Cumplicidade como alicerce para a construção das narrativas literárias: e-book comemora 90 anos de Eglê Malheiros
Eglê Malheiros em Salim Miguel. Salim Miguel em Eglê Malheiros. A escrita de um está viva na obra de outro, e vice-versa. Não há como desassociar que a fala, os traquejos e os trejeitos dos autores se mesclam em suas obras e são sentidos pelo leitor ao passar os olhos pelas palavras vivas dos escritores.
A cumplicidade é vívida a partir de janeiro de 1948 quando o poema de Eglê, “Nove badaladas repletas de luar…”, publicado na página 3, e o Editorial de Salim que salienta a publicação de ideias, compõem a primeira edição da Sul – Revista do Círculo de Arte Moderna. Os 14 textos publicados nessa primeira edição por jovens intelectuais catarinenses do Grupo Sul representam o debate de ideias em torno da literatura, com o sentido artístico, mas sem desvencilhar da visão crítica em torno de aspectos políticos, econômicos e sociais aos quais a sociedade local passava: “O homem moderno não pode ignorar, totalmente, a maravilhosa complexidade e as reais transformações da vida que o rodeia, nem as <realidades psicológicas> da sua própria vida. […] O Sul, que hoje apresentamos, em Florianópolis, se propõe, na medida das coisas possíveis, revelar os valores novos e acompanhar as ideias do mundo atual no campo da filosofia, da ciência, da cultura e, principalmente, no campo das letras e das artes”, diz o diretor Anibal Nunes Pires.
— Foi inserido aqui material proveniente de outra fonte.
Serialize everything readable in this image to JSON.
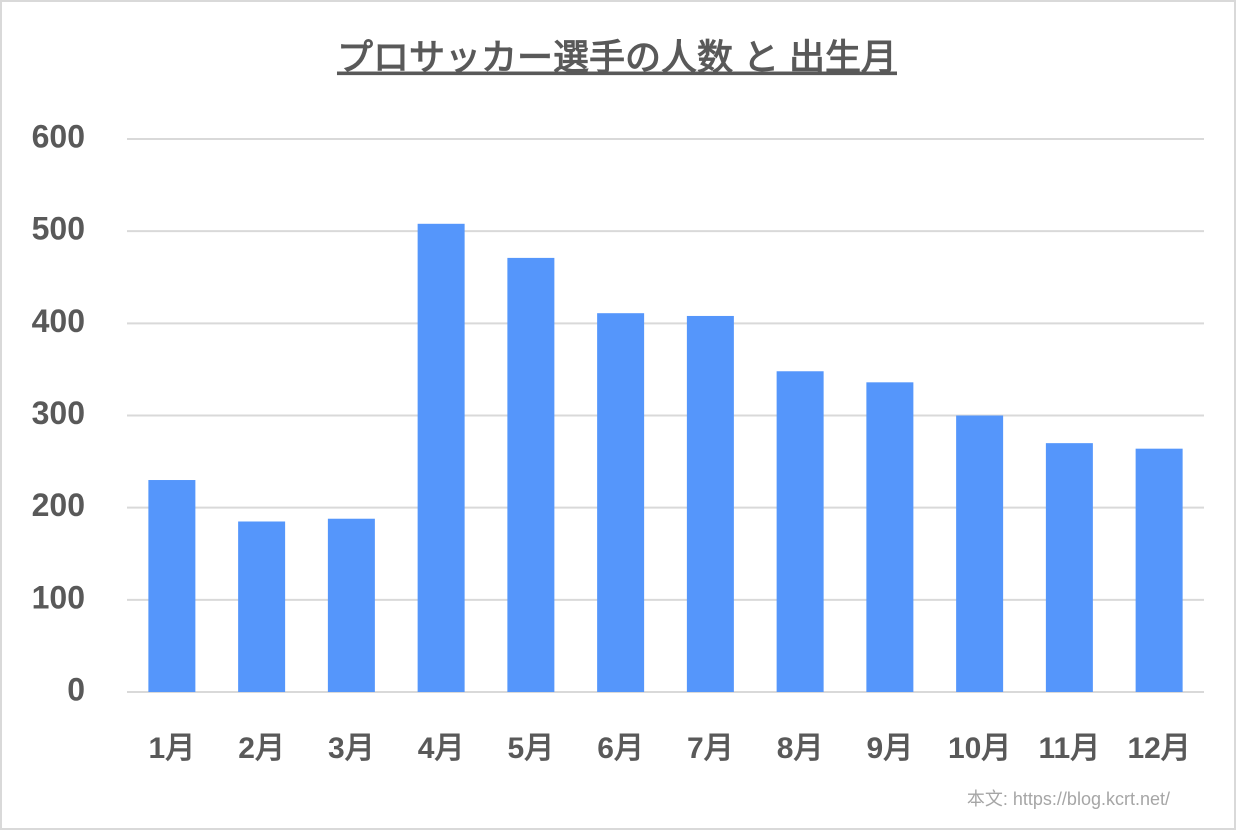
{
  "chart_data": {
    "type": "bar",
    "title": "プロサッカー選手の人数 と 出生月",
    "categories": [
      "1月",
      "2月",
      "3月",
      "4月",
      "5月",
      "6月",
      "7月",
      "8月",
      "9月",
      "10月",
      "11月",
      "12月"
    ],
    "values": [
      230,
      185,
      188,
      508,
      471,
      411,
      408,
      348,
      336,
      300,
      270,
      264
    ],
    "color": "#5596fb",
    "ylim": [
      0,
      600
    ],
    "yticks": [
      0,
      100,
      200,
      300,
      400,
      500,
      600
    ],
    "grid": true,
    "source": "本文: https://blog.kcrt.net/"
  }
}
Ideias e literatura compuseram os 30 números da revista do Grupo Sul, finalizada em dezembro de 1957. Neles, a participação de Eglê Malheiros é constante e fundamental: “A Eglê e o Salim, e talvez mais um ou dois dos intelectuais, são as pessoas que atuaram do início ao fim da revista. Destaque para a Eglê, que é a única presença feminina do início ao fim”, revela Luciana Rassier, professora vinculada ao Departamento de Língua e Literatura Estrangeiras (DLLE) da UFSC e pesquisadora das obras do casal e do Grupo Sul desde 2004.
O e-book ‘Manhã e Outros Poemas’ é uma edição comemorativa aos 90 anos da autora que “reúne toda a sua obra poética: o material publicado em Manhã (seu primeiro e único livro no gênero, de 1952), na Revista Sul, em coletâneas ou na imprensa, como também poemas inéditos que estavam entre seus guardados”, revela o texto de apresentação da coletânea.
Disponibilizado em julho de 2018, o material foi organizado por Sônia Malheiros Miguel, filha do casal, e o projeto visual ficou a cargo da neta Atiaia Sant’Anna Miguel, que usou como inspiração a capa original de Manhã (1952) criada por Carlos Scliar. “O livro é resultado de uma produção caseira realizada com muito afeto, que envolveu filha e filhos, noras, netos e netas”, diz a apresentação do e-book, sendo que o levantamento, a garimpagem e a organização do material encontrado foram feitos por Sônia. Integram, ainda, a publicação três textos: um da nora Regina Dalcastagnè, um do filho Luis Felipe Miguel e outro do neto Jorge Luiz Miguel.